Mais en fait, la question n'est pas de savoir si le manuel et les outils numériques sont complémentaires ou en concurrence. Il s'agit surtout de s'assurer si les fonctions et les objectifs du manuel, c'est-à-dire ceux de l'Ecole, sont bien présents dans les espaces numériques.

L'expérimentation 2009-2010


Dans 12 académies, des classes de 6ème ont expérimenté des manuels numériques à partir d'un ENT. Les élèves disposent aussi du manuel imprimé à domicile. Les premières observations révèlent un écart important des pratiques entre les enseignants familiers des outils TICE et ceux qui débutent en ce domaine. La qualité des illustrations projetées en classe a bien, comme on s'y attendait, renforcé l'attention des élèves. Mais si la démarche pédagogique reste frontale, le manuel projeté renforce l'effet magistral et l'apport aux élèves est alors très faible.

Une autre démarche, s'appuyant sur un questionnement individuel des élèves, des analyses et commentaires en commun, une synthèse tirée du manuel et des exercices d'évaluation animés, se révèle nettement plus fructueuse. Les usages individuels du manuel numérique par les élèves se sont pour l'instant peu développés.

Le financement du manuel scolaire


D'après la loi, les communes doivent assurer l'achat des fournitures scolaires, sans obligation spécifique concernant les manuels scolaires. De plus, le renouvellement des manuels ne suit pas celui des programmes. Et avec la disparité des choix personnels des enseignants, le rapport dénonce « un gâchis considérable » (p. 49) dû aux variations d'une commune à l'autre. Les maires souhaitent que de nouveaux textes précisent les responsabilités et les charges de la commune. Les outils numériques et les équipements informatiques représentent par ailleurs des coûts nouveaux et élevés.

Dans les collèges, les crédits délégués par le ministère sont en baisse. Ils sont en outre non « fléchés » dans l'enveloppe des crédits pédagogiques. 18 conseils généraux participent à l'achat de manuels qui restent dans l'établissement. Plusieurs départements investissent dans l'équipement numérique (réseaux, vidéoprojecteurs, TBI, ENT), mais restent réticents pour la fourniture de ressources pédagogiques.

Au lycée, les conseils régionaux, à partir de 2004, se sont peu à peu substitués aux familles. Ces dispositions sont variables d'une région à l'autre. Les régions souhaitent aussi voir les productions numériques des éditeurs moins chères que l'imprimé et garanties pédagogiquement.
Le financement des manuels repose donc sur « un équilibre fragile, historiquement daté, aux bases juridiques incertaines » (p.34).
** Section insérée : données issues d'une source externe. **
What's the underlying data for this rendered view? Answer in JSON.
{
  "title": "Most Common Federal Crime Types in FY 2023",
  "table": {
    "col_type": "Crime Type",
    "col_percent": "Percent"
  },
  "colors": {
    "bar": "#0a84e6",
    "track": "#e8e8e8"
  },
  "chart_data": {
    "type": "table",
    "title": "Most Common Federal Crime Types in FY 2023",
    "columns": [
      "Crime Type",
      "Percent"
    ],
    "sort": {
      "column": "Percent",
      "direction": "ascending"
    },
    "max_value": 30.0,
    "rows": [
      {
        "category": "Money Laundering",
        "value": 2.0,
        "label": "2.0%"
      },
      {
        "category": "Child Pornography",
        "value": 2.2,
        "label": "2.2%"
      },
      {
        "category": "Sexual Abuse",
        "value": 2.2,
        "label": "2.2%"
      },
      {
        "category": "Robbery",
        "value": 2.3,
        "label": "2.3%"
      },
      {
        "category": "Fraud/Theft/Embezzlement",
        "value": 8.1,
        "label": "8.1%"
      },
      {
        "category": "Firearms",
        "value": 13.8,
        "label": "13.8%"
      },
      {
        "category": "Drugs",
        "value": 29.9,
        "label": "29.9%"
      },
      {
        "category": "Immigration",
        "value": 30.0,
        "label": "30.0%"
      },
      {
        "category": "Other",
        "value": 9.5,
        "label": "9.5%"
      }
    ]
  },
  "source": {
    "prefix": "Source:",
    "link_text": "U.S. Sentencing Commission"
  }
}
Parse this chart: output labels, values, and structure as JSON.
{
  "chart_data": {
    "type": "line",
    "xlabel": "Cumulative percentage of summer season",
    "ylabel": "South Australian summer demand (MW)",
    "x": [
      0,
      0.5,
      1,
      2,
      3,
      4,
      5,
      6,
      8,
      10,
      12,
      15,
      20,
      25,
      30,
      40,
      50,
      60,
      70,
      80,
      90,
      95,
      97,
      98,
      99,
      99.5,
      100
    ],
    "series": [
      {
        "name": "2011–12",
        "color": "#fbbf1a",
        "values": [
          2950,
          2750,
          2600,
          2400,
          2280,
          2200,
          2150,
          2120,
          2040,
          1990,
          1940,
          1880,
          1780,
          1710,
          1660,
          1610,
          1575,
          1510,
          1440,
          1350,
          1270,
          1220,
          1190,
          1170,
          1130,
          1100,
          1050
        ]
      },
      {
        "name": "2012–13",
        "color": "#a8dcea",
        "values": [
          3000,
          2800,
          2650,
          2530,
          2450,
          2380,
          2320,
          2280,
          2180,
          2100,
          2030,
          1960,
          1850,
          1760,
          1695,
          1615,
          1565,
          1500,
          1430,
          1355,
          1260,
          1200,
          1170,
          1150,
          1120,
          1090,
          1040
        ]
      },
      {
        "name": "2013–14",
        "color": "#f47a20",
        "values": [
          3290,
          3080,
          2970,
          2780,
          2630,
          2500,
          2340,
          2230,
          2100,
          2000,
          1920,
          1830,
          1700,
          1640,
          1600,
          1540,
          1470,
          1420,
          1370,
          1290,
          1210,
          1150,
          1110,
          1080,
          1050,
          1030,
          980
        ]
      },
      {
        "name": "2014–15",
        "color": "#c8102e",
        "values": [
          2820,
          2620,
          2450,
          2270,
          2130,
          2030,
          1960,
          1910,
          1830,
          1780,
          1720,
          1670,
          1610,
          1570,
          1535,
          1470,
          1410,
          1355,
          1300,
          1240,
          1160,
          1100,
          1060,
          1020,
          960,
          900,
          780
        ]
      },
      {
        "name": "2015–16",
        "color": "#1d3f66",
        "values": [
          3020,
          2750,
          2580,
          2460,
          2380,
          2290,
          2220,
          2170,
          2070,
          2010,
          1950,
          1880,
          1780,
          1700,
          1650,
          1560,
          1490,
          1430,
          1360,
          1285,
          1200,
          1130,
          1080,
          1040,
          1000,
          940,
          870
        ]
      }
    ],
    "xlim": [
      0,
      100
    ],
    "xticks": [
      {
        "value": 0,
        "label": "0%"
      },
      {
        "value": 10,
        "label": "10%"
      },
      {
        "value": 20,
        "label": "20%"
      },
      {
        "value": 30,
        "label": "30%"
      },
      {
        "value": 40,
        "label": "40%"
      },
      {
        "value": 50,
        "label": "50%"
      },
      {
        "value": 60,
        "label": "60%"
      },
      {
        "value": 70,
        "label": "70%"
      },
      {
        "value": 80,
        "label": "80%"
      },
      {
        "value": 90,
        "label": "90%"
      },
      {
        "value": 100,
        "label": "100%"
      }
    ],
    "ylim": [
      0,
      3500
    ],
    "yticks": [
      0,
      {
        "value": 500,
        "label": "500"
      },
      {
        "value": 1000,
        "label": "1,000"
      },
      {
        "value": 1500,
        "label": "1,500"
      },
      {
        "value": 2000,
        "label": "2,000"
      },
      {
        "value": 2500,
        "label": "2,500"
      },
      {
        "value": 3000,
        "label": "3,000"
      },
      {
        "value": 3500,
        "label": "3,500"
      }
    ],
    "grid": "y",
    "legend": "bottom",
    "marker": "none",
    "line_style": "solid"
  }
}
Enfin, les éditeurs classiques abordent timidement le manuel numérique (1% de leur chiffre d'affaires total) en raison des surcoûts : droits afférents aux ressources à intégrer, TVA à 19,6% (5,5% pour l'imprimé). Le manque d'infrastructures pour un usage en ligne pousse aussi les éditeurs à privilégier le DVD ou le téléchargement.

Quelques acteurs peu nombreux (associations ou groupes collaboratifs d'enseignants, une entreprise privée : lelivrescolaire.fr) misent cependant sur le tout numérique. Sur ce point, il faut souligner l'engagement fort du ministère et des collectivités dans une politique de développement des ENT. Tout ceci génère des inquiétudes chez les éditeurs et distributeurs et révèle une véritable mutation de « l'espace pédagogique au cœur duquel s'insère l'instrument cognitif qu'est le manuel scolaire » (p. 38).

Les objectifs de l'institution visent en fait bien au-delà du périmètre du manuel. Ils concernent la ressource pour enseigner dans sa globalité et aussi l'éducation numérique des élèves (maîtrise des TICE et usage réfléchi d'internet).

Élèves, professeurs, familles


Plus de la moitié des lycéens consultent chez eux des ressources numériques en ligne pour réaliser leurs devoirs, surtout Wikipedia et ensuite des sites pédagogiques. Ils visent à élargir le champ de leurs connaissances, au-delà du manuel, ceci afin d'obtenir de meilleurs résultats. Mais cet enrichissement par le web n'implique pas forcément un abandon du manuel scolaire.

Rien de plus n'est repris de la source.